The U.S. travel industry expects this holiday season to be busy enough to make last summer’s turmoil seem orderly.
Airport officials and industry analysts say passenger traffic for the Nov. 24 Thanksgiving holiday through New Year’s is set to reach or exceed 2019 levels, when 93 million people packed US flights. This summer, the desire to resume vacationing and visiting family boosted passenger traffic to about 90% of pre-pandemic levels, according to a Bloomberg analysis of Transportation Security Administration checkpoint data.
“We’ll all look back on 2022 as the year that most airports really came back in full force,” said Doug Yakel, spokesperson for San Francisco International Airport.
The total number of airline customers in North America this year is projected to reach 94% of pre-pandemic levels, according to the International Air Transport Association. In 2019 — the year before Covid hit — US airports handled a record 1.1 billion travelers, according to the US Bureau of Transportation Statistics, though that number includes people on both domestic and international flights.
The rising demand means fliers will pay the price at the ticket counter: airfare costs around Thanksgiving time are up 43% from last year and 22% from 2019 levels, according to travel booking app Hopper.
As it was in the peak summer months of May through August, holiday travelers are likely to face delays at boarding gates, limited flight availability and luggage snafus. While airports are racing to staff up, airlines still face a shortage of pilots and other workers. Winter weather in the US and the usual increased demand for flying during a six-week holiday window may add to travelers’ woes.
United Airlines Holdings Inc. Chief Executive Officer Scott Kirby said along with the insufficient number of pilots, carriers are facing the need for more aircraft as pandemic-induced supply chain problems are causing Boeing Co. and Airbus SE to fall behind in production.
Meanwhile, demand continues to grow, helped by the hybrid model of working from home and office that allows people to travel more, he said in an Oct. 19 interview with Bloomberg Television.
“It’s just a new, permanently higher level of demand,” Kirby said. “That makes every weekend a potential holiday weekend.”
Come the holidays, travelers’ stress may depend on their departure and arrival locations. During the summer, airports in Miami, Las Vegas and Orlando saw the biggest increase in traffic.

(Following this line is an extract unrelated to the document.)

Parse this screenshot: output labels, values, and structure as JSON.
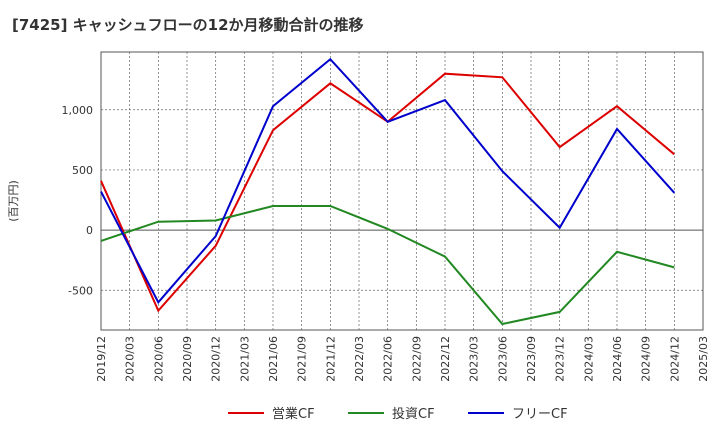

The number of travelers passing through Miami International Airport jumped 13% in May, June and July compared to the same period in 2019, according to an analysis of airport passenger data from the top 20 US airports compiled by Bloomberg. The vacation and business hot spot had the biggest increase, the data show.
For now, both San Francisco International and Los Angeles International Airport remain about 25% below pre-pandemic traffic levels. Flights to Asia, particularly those to China and Japan, have been reduced by Covid travel restrictions and geopolitical tensions, LAX Chief Executive Officer Justin Erbacci said in an interview.
Still, LAX will deploy extra air traffic controllers, guest experience teams and other staff to manage what is anticipated to be the biggest holiday travel season since the pandemic began, said Heath Montgomery, director of public relations.
“I would be surprised if we do not set a post-pandemic record at some point this winter around Thanksgiving or Christmas,” Montgomery said.
Officials in other cities are forecasting air traffic growth from large events during the holiday period. Harry Reid International Airport in Las Vegas, having broken passenger records this summer, is preparing for the Consumer Electronics Show in January, said Rosemary Vassiliadis, director of aviation. CES drew in 171,000 attendees right before the pandemic.
While scientists predict that at least one variant of the virus will lead to a new wave of infection sometime this year, air travel industry experts say the roll out of vaccines and other safety measures mean travel is likely to stay high.
“People who haven’t had family holidays in some time — this year, they’re just gonna go for it,” said Bill Wyatt, executive director of Salt Lake City International Airport. “I expect a very busy season.”